Jane Street cuts BTC ETF 70%, adds $82M to ETH ETFs

Jane Street’s Q1 2026 13F filings show a sharp rotation in crypto ETF exposure. It cut its main Bitcoin ETF stake by about 71%: IBIT fell to ~5.9M shares (≈$225M) and FBTC was trimmed ~60%. At the same time, Jane Street rotated capital toward Ethereum ETFs, moving about $82M into ETH ETFs. It nearly doubled exposure via BlackRock’s ETHA and increased its position in Fidelity’s FETH. The filings also show a ~78% reduction in its MSTR exposure and additional changes in crypto-related equities (including lower stakes in several miners). Importantly, analysts note that 13F only captures end-of-quarter long holdings and may miss derivatives, shorts, futures, swaps, and OTC hedges. This means the BTC ETF and ETH ETFs headline may be part of a broader delta-neutral hedging strategy rather than a direct directional bet.
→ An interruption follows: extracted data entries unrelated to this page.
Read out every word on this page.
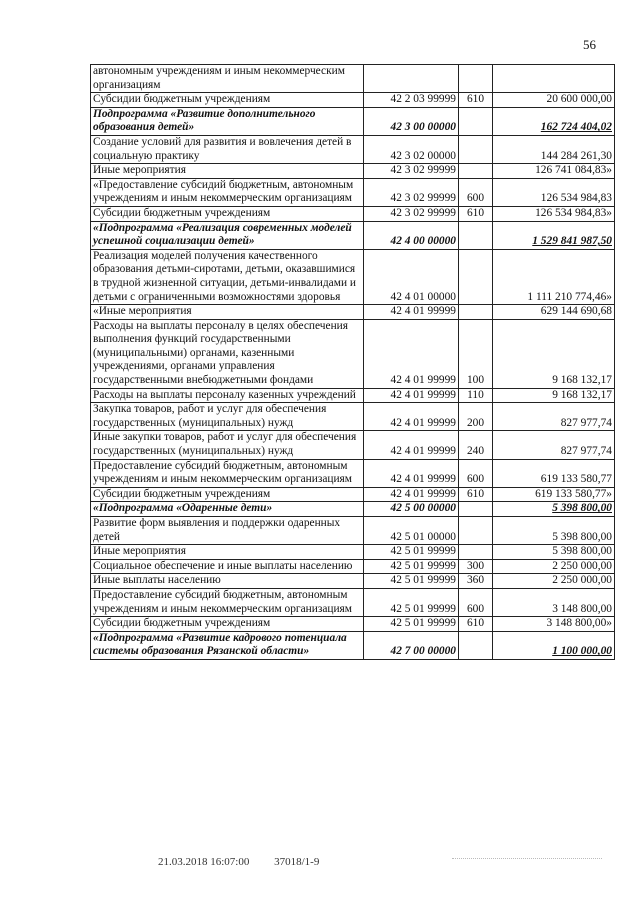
56
автономным учреждениям и иным некоммерческим организациям			
Субсидии бюджетным учреждениям	42 2 03 99999	610	20 600 000,00
Подпрограмма «Развитие дополнительного образования детей»	42 3 00 00000		162 724 404,02
Создание условий для развития и вовлечения детей в социальную практику	42 3 02 00000		144 284 261,30
Иные мероприятия	42 3 02 99999		126 741 084,83»
«Предоставление субсидий бюджетным, автономным учреждениям и иным некоммерческим организациям	42 3 02 99999	600	126 534 984,83
Субсидии бюджетным учреждениям	42 3 02 99999	610	126 534 984,83»
«Подпрограмма «Реализация современных моделей успешной социализации детей»	42 4 00 00000		1 529 841 987,50
Реализация моделей получения качественного образования детьми-сиротами, детьми, оказавшимися в трудной жизненной ситуации, детьми-инвалидами и детьми с ограниченными возможностями здоровья	42 4 01 00000		1 111 210 774,46»
«Иные мероприятия	42 4 01 99999		629 144 690,68
Расходы на выплаты персоналу в целях обеспечения выполнения функций государственными (муниципальными) органами, казенными учреждениями, органами управления государственными внебюджетными фондами	42 4 01 99999	100	9 168 132,17
Расходы на выплаты персоналу казенных учреждений	42 4 01 99999	110	9 168 132,17
Закупка товаров, работ и услуг для обеспечения государственных (муниципальных) нужд	42 4 01 99999	200	827 977,74
Иные закупки товаров, работ и услуг для обеспечения государственных (муниципальных) нужд	42 4 01 99999	240	827 977,74
Предоставление субсидий бюджетным, автономным учреждениям и иным некоммерческим организациям	42 4 01 99999	600	619 133 580,77
Субсидии бюджетным учреждениям	42 4 01 99999	610	619 133 580,77»
«Подпрограмма «Одаренные дети»	42 5 00 00000		5 398 800,00
Развитие форм выявления и поддержки одаренных детей	42 5 01 00000		5 398 800,00
Иные мероприятия	42 5 01 99999		5 398 800,00
Социальное обеспечение и иные выплаты населению	42 5 01 99999	300	2 250 000,00
Иные выплаты населению	42 5 01 99999	360	2 250 000,00
Предоставление субсидий бюджетным, автономным учреждениям и иным некоммерческим организациям	42 5 01 99999	600	3 148 800,00
Субсидии бюджетным учреждениям	42 5 01 99999	610	3 148 800,00»
«Подпрограмма «Развитие кадрового потенциала системы образования Рязанской области»	42 7 00 00000		1 100 000,00
21.03.2018 16:07:00 37018/1-9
For crypto traders, the actionable takeaway is positioning: visible buying toward ETH ETFs can add short-term support for ETH relative to BTC, but market impact may be muted because the true flow may be hedged.
Neutral
Jane Street’s Q1 2026 13F shows reduced BTC ETF exposure and increased ETH ETF exposure. That mix could be interpreted as slightly bearish for BTC (since visible holdings were cut) and supportive for ETH (because ETH ETFs received additional capital). However, both summaries stress a key limitation of 13F: it largely misses derivatives and risk-management legs (shorts, futures, swaps, OTC hedges). If the firm uses delta-neutral hedging between BTC and ETH, then the net price impact on BTC and ETH may be smaller than the headlines suggest. Short-term, traders may react to the visible ETH ETFs build by tightening ETH/BTC relative bias. Long-term, this is less likely to be a clean “trend confirmation” because the true net spot demand could be hedged. Net effect on the price of the referenced cryptocurrencies is therefore likely neutral rather than one-sided.